Monthly Archives: December 2010

The Marketing Budget – Where To Start

What Goes into Your Budget?

Before any budgets can be created, there has to be a marketing plan in place. The cost in time and energy to create the marketing plan will pay for itself. Hiring a marketing professional to help develop a plan is something you may want to consider. Too many times small businesses work without a plan and needlessly spend money on “marketing” efforts that have absolutely no return on investment. You need to have a clear vision of what your marketing strategy is and a set of marketing activities that will raise visibility and generate demand.

Sales Tools

Another area of your marketing efforts that would need to be budgeted for includes your sales tools. Examples of sales tools are your Web site, business cards, letterhead, brochures, flyers and other collateral materials needed to fulfill your sales goals. The most cost-effective thing to do is work with a design professional to create a branding package. Service packages will help you manage your budget by knowing upfront exactly what everything will cost.

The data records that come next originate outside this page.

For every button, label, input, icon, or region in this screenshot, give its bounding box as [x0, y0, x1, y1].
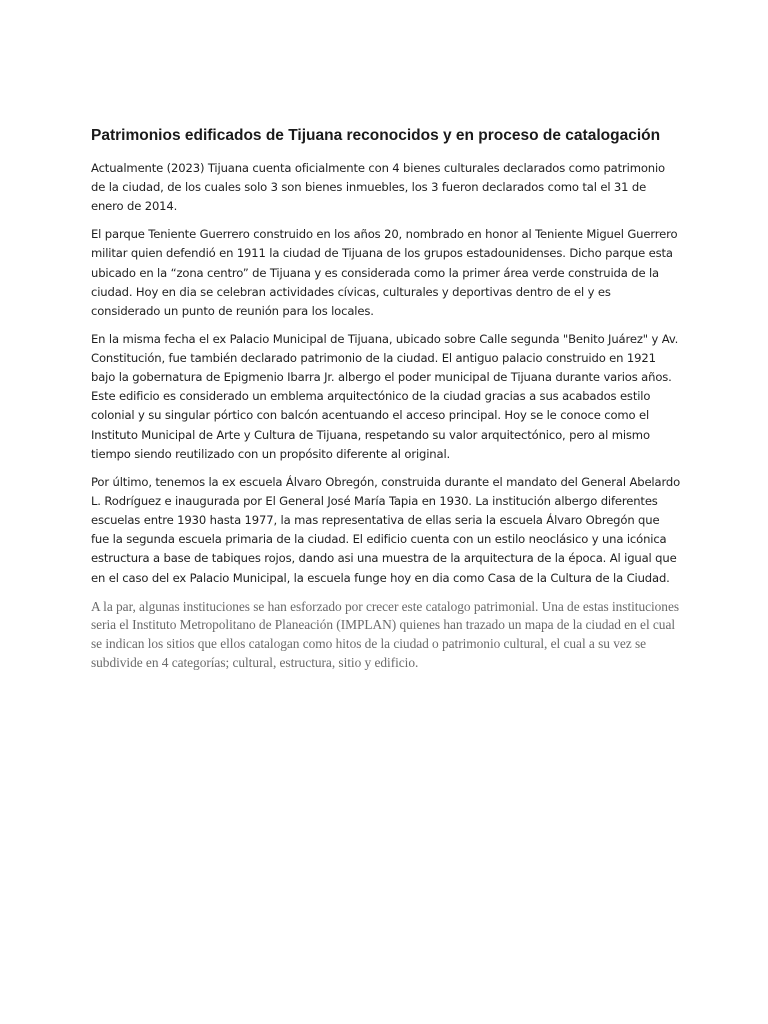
paragraph-intro: Actualmente (2023) Tijuana cuenta oficialmente con 4 bienes culturales declarados como patrimonio de la ciudad, de los cuales solo 3 son bienes inmuebles, los 3 fueron declarados como tal el 31 de enero de 2014.	[91, 161, 665, 214]
document-body	[91, 124, 681, 681]
document-title: Patrimonios edificados de Tijuana reconocidos y en proceso de catalogación	[91, 127, 661, 144]
paragraph-implan: A la par, algunas instituciones se han esforzado por crecer este catalogo patrimonial. Una de estas instituciones seria el Instituto Metropolitano de Planeación (IMPLAN) quienes han trazado un mapa de la ciudad en el cual se indican los sitios que ellos catalogan como hitos de la ciudad o patrimonio cultural, el cual a su vez se subdivide en 4 categorías; cultural, estructura, sitio y edificio.	[91, 598, 680, 670]
paragraph-parque-teniente-guerrero: El parque Teniente Guerrero construido en los años 20, nombrado en honor al Teniente Miguel Guerrero militar quien defendió en 1911 la ciudad de Tijuana de los grupos estadounidenses. Dicho parque esta ubicado en la “zona centro” de Tijuana y es considerada como la primer área verde construida de la ciudad. Hoy en dia se celebran actividades cívicas, culturales y deportivas dentro de el y es considerado un punto de reunión para los locales.	[91, 227, 678, 318]
paragraph-ex-escuela-alvaro-obregon: Por último, tenemos la ex escuela Álvaro Obregón, construida durante el mandato del General Abelardo L. Rodríguez e inaugurada por El General José María Tapia en 1930. La institución albergo diferentes escuelas entre 1930 hasta 1977, la mas representativa de ellas seria la escuela Álvaro Obregón que fue la segunda escuela primaria de la ciudad. El edificio cuenta con un estilo neoclásico y una icónica estructura a base de tabiques rojos, dando asi una muestra de la arquitectura de la época. Al igual que en el caso del ex Palacio Municipal, la escuela funge hoy en dia como Casa de la Cultura de la Ciudad.	[91, 474, 681, 585]
paragraph-ex-palacio-municipal: En la misma fecha el ex Palacio Municipal de Tijuana, ubicado sobre Calle segunda "Benito Juárez" y Av. Constitución, fue también declarado patrimonio de la ciudad. El antiguo palacio construido en 1921 bajo la gobernatura de Epigmenio Ibarra Jr. albergo el poder municipal de Tijuana durante varios años. Este edificio es considerado un emblema arquitectónico de la ciudad gracias a sus acabados estilo colonial y su singular pórtico con balcón acentuando el acceso principal. Hoy se le conoce como el Instituto Municipal de Arte y Cultura de Tijuana, respetando su valor arquitectónico, pero al mismo tiempo siendo reutilizado con un propósito diferente al original.	[91, 331, 679, 461]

If your company has the need for many sales tools, then a way to control costs is to create components as you go, but it is advisable that you not cut corners on the design or quality of the tools. Cutting corners on sales tools creates an image of being small and unprofessional to your prospects.

After your logo has been created, then start with business cards, then your Web site and a brochure.

Most businesses can benefit from a highly professional, quality Web site. Be sure you understand the importance of your Web site to your business and the impact it can have on your revenue before you determine the budget. If your primary marketing effort is Internet marketing, you really should consider putting a few more dollars into your Web site and have it developed professionally.

This rule also holds true for your other marketing materials. I heard a quote once from marketing professional that may be harsh but is 100 percent true. “The only way to keep your brochure out of the trash is to have it professionally designed.” Just take a moment to think about that. How many times have you gotten some kind of marketing piece and threw it out because it was not visually appealing, not well written or looked like it came off of an inkjet printer? You formed an opinion about that company in two seconds and decided it was unworthy of your business. You don’t want to be that company.

Working with a design professional can actually save you money. Industry professionals have many contacts for printing, hosting, PR and other services and often can negotiate better pricing because they represent many clients to one vendor. Also, if having a brochure, Web site, ad, postcard, etc., actually entices people to call and do business with you then the investment is well worth it.


If you are a new business or even an established business wanting to make 2011 your most successful year, you will likely need to put effort towards creating your company brand. Developing your brand image is more than just getting a logo to call your own. However a well-designed logo will be the centerpiece for your branding efforts. Your brand images will be the key components of your marketing efforts, so be sure you work with a design professional to create something that you can use for many years to come. This is not something that changes monthly or as often as the whim strikes.

Marketing Programs

After deciding on corporate branding issues, determining the appropriate sales or marketing support tools, the next step is to determine what programs you are going to execute. All promotional activities fall within the eight categories:

  • Direct Marketing
  • Internet Marketing
  • Social Media
  • Advertising
  • Public Relations
  • Word of Mouth
  • Strategic Partnerships

To identify what programs are the best for your business, you might want to begin by seeing what others—in your industry, as well as outside your industry—are doing. However, don’t get caught up in “copycat marketing.” What others do may not be right for you, and part of why you put a marketing plan together is to differentiate yourself from others, but it is a good start to look at their activities for guidance on where you should invest your dollars.

Once you have established your plan keep in mind that you don’t need to do all the activities at once. Plan them out over the year so you can budget for them and measure their effectiveness. If you have too many things going on at once, you won’t be able to keep track and measure.

Understanding the return on investment on a marketing activity enables you to determine whether to keep it running or stop it and try something else.


Establishing an annual marketing budget helps you identify the money your business has to invest in its marketing activities. Managed properly, your marketing budget is the best investment you can make in your company. If you wisely invest your marketing dollars, you can get a profitable return on your investment.